The other night I was watching an episode of Yes Prime Minister with the youngest, who is constantly amazed at how familiar it all seems with today. This episode, The Smoke Screen, dealt with the radical and absurd proposal by the Health Minister to eliminate smoking, which is regarded as an outrageous and absurd idea by everyone else, from the PM to the Sports Minister (a former tobacco lobbyist) – this is 1986 after all.

Sir Humphrey’s reaction is less outrage than vast amusement at this “extremely silly” idea, as he points out to the PM that, aside from the loss of ₤4 billion per year in taxes, there is another area where smoking helps the government’s fiscal state:

PM Hacker: It says here smoking related diseases cost the NHS one hundred and sixty five million pounds a year.
Sir Humphrey: Yes but we’ve been into that. It has been shown that if those extra 100,000 people had lived to a ripe old age they would have cost us even more in pensions and Social Security than they did in medical treatment, so financially speaking it’s unquestionably better that they continue to die at about the present rate.

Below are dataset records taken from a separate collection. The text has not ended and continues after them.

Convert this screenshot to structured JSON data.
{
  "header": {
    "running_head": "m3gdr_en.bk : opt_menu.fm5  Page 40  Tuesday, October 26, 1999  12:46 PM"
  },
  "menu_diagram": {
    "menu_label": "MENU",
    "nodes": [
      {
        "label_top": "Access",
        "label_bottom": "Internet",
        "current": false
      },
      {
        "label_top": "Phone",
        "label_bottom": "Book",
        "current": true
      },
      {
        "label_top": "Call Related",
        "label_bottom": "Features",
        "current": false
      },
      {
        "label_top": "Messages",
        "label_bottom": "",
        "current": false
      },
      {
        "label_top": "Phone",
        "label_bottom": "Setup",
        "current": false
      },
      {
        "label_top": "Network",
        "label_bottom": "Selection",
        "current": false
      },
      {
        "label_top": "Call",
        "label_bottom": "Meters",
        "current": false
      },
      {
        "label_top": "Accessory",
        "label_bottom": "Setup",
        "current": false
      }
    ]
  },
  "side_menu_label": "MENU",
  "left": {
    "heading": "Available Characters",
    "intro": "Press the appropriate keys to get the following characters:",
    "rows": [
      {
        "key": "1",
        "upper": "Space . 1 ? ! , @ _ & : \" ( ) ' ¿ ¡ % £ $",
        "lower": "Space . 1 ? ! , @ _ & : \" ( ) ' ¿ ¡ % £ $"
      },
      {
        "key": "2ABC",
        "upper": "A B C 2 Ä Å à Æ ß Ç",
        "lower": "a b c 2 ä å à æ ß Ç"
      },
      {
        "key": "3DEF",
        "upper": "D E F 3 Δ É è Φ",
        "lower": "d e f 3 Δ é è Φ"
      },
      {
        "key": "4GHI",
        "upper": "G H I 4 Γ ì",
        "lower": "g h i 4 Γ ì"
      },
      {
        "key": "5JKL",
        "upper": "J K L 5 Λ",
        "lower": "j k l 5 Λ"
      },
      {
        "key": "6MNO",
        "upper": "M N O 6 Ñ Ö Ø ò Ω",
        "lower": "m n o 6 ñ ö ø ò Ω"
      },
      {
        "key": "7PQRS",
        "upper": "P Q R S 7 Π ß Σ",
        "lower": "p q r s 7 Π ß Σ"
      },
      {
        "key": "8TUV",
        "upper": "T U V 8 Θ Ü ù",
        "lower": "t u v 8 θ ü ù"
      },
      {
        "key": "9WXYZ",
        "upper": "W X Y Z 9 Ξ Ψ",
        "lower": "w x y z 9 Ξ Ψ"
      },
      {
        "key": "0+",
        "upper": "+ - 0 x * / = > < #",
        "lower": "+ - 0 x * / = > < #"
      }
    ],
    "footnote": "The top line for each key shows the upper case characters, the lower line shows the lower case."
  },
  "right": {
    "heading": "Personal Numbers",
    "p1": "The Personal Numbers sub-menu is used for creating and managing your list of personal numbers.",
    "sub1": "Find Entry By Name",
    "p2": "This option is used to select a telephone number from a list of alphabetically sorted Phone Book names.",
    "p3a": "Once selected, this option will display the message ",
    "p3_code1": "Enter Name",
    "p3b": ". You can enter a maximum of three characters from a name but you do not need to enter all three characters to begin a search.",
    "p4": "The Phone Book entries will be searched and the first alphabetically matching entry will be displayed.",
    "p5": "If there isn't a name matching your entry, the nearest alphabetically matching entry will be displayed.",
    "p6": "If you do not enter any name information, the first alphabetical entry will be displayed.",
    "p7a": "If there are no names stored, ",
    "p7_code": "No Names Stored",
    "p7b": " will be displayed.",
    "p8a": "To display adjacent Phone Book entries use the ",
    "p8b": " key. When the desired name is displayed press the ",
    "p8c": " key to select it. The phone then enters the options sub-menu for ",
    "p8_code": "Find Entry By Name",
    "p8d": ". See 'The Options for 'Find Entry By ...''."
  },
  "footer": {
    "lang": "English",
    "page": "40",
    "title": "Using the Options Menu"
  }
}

PM Hacker: Humphrey we’re talking about 100,000 deaths a year.
Sir Humphrey: Yes but cigarette taxes pay for a third of the cost of the National Health Service. We’re saving many more lives than we otherwise could because of those smokers who voluntarily lay down their lives for their friends.

But what was played for laughs in 1986 has turned into moral outrage in 2025:

Deputy Prime Minister David Seymour’s comments to a London audience calling smokers “fiscal heroes” – and declaring people should “light up” to save their government’s balance sheet – are reprehensible and make light of addiction, tobacco researchers say.

and here from one Ian Powell, former Executive Director of the Association of Salaried Medical Specialists:

David Seymour: bad taste jokes over ‘benefits’ of smoking

Both Yes Prime Minister and Seymour may indeed have been making “bad taste jokes”, but what was true when the fictional character of Sir Humphrey said it in 1986 is still true when Seymour says it today: smoking appears to have more positive than negative impacts on the fiscal state of a government.

The thing is that smoking is not the only thing that is saving the government money, The Perverse Economics of Assisted Suicide:

2017 research paper predicted that MAID could save Canada between $34.7 million and $138.8 million in health care spending annually. The British government released its own forecasts in the lead-up to the vote on the country’s more restrictive assisted dying bill, which showed that though initial staffing and training costs could be significant, the government could potentially save tens of millions of pounds per year once the scheme is established.

What’s the bet that the likes of Ian Powell and other “health experts” will show no moral outrage if that analysis is done here in New Zealand.

It effectively already has been, and is buried at the core of our healthcare system in the form of QALY, (Quality Adjusted Life Years), which estimates how many years of decent living (“Quality Adjusted”) you’ve got left on the planet, considering your age and health, and then turns that into dollars. QALY decides whether you get the surgery and drugs you need to stay alive – or whether you’re literally not worth the cost of them.